1. decompress in /root (you should get /root/bz783431 dir)
2. append content of /root/bz783431/hosts.add to your /etc/hosts
3. run first server by running "make run" in /root/bz783431/server1
4. run second server by running "make run" in /root/bz783431/server2

the first server will crash in a few moments

Comment 2 Jan Vcelak 2012-01-20 12:39:52 UTC
When the first server is started, it wants to create a new connection to the second server for replication. This is done in "do_syncrep1" by calling "slapd_client_connect". sb_tls_do_init in slapd_bindconf sb* is unset and new TLS context is created. This context is also stored in sb* and used for the next connections.

Deferred initialization is used with MozNSS backend. When the second server comes up, the real initialization takes place. At this point, the TLS parameters are taken from the TLS context structure (*tc_config member of struct tlsm_ctx). It seems, that these information are no longer valid and an uninitialized memory is touched, which causes segfault.

Comment 3 Jan Vcelak 2012-01-20 12:59:27 UTC
The TLS parameters are really not available. During tlsm_ctx_new, the pointer to lo->ldo-tls_info is taken:

(gdb) p lo->ldo_tls_info 
$7 = {lt_certfile = 0x7fffe4100d00 "replicator", lt_keyfile = 0x0, lt_dhfile = 0x0, lt_cacertfile = 0x0, 
  lt_cacertdir = 0x7fffe4100ce0 "/root/bz783431/certdb", lt_ciphersuite = 0x0, lt_crlfile = 0x0, lt_randfile = 0x0, 
  lt_protocol_min = 0}
(gdb) p &lo->ldo_tls_info 
$8 = (struct ldaptls *) 0x7fffe41009d8

And when the first connection fails, the structure is freed in ldap_int_tls_destroy.

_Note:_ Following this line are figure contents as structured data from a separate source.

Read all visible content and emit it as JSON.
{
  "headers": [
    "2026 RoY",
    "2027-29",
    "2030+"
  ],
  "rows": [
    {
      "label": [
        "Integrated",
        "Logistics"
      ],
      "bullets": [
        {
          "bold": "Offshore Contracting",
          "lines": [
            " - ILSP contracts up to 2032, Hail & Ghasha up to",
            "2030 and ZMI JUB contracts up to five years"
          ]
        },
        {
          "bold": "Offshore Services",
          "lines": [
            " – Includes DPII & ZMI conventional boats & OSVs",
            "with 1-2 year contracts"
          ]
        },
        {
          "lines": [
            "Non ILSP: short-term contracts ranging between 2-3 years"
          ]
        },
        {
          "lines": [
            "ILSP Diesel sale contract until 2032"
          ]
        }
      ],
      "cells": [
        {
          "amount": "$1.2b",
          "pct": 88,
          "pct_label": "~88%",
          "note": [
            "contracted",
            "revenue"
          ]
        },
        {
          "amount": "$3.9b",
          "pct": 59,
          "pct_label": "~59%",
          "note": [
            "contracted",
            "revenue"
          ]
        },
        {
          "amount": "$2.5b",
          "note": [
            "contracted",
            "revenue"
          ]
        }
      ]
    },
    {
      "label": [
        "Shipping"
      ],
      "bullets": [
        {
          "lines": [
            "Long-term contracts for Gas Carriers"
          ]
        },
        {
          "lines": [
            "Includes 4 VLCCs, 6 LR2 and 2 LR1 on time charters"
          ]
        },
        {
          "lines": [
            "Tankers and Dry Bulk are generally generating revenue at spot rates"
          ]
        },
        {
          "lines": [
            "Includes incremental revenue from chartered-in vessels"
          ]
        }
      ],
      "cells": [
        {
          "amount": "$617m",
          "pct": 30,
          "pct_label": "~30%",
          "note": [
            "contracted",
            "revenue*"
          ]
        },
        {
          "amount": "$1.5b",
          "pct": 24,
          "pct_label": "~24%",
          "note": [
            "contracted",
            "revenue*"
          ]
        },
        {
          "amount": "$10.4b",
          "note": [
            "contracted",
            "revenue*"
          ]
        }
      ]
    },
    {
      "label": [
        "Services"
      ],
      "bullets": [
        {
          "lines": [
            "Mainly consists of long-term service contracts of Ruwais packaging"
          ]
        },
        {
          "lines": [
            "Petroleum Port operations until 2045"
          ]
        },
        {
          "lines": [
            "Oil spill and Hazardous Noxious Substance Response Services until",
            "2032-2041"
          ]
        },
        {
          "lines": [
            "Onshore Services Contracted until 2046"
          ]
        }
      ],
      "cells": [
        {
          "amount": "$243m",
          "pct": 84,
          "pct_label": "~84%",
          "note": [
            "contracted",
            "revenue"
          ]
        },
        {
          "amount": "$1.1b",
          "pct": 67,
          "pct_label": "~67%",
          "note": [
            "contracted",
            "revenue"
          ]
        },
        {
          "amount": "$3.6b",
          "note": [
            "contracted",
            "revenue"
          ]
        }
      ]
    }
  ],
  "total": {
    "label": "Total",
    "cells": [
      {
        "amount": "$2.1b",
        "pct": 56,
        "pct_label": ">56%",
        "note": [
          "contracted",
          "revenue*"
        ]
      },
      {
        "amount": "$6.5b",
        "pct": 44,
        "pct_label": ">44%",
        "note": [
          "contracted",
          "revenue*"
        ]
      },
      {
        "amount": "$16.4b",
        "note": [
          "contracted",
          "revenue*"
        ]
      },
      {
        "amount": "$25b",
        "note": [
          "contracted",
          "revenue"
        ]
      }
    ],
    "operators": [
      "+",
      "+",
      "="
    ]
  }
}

This can be solved by copying the TLS initialization data into the TLS context structure temporarily. And the data can be freed when the deferred initialization is finished.

I will write a patch.

Comment 4 Jan Vcelak 2012-01-25 09:40:09 UTC
Created attachment 557415 [details]
proposed patch

Fix: Make a copy of TLS configuration in tlsm_ctx_init and free it later when tlsm_deferred_ctx_init finishes. When the initialization never takes place, the copy is freed in tlsm_ctx_free.

(Patch applies cleanly on 2.4.28 release tarball -- Fedora Rawhide.)

Comment 5 Jan Vcelak 2012-01-25 15:58:23 UTC
Thank you for the review, Rich.

Patch submitted upstream:
http://www.openldap.org/its/index.cgi?findid=7136

Comment 6 Jan Vcelak 2012-01-31 17:48:36 UTC
Fixed in:
openldap-2.4.26-6.fc16
openldap-2.4.28-3.fc17

Comment 7 Fedora Update System 2012-01-31 17:51:14 UTC
openldap-2.4.26-6.fc16 has been submitted as an update for Fedora 16.
https://admin.fedoraproject.org/updates/openldap-2.4.26-6.fc16

Comment 8 Fedora Update System 2012-02-01 19:26:57 UTC
Package openldap-2.4.26-6.fc16:
* should fix your issue,
* was pushed to the Fedora 16 testing repository,
* should be available at your local mirror within two days.
Update it with:
# su -c 'yum update --enablerepo=updates-testing openldap-2.4.26-6.fc16'
as soon as you are able to.
Please go to the following url:
https://admin.fedoraproject.org/updates/FEDORA-2012-1135/openldap-2.4.26-6.fc16
then log in and leave karma (feedback).

Comment 9 Fedora Update System 2012-02-17 00:58:01 UTC
openldap-2.4.26-6.fc16 has been pushed to the Fedora 16 stable repository.  If problems still persist, please make note of it in this bug report.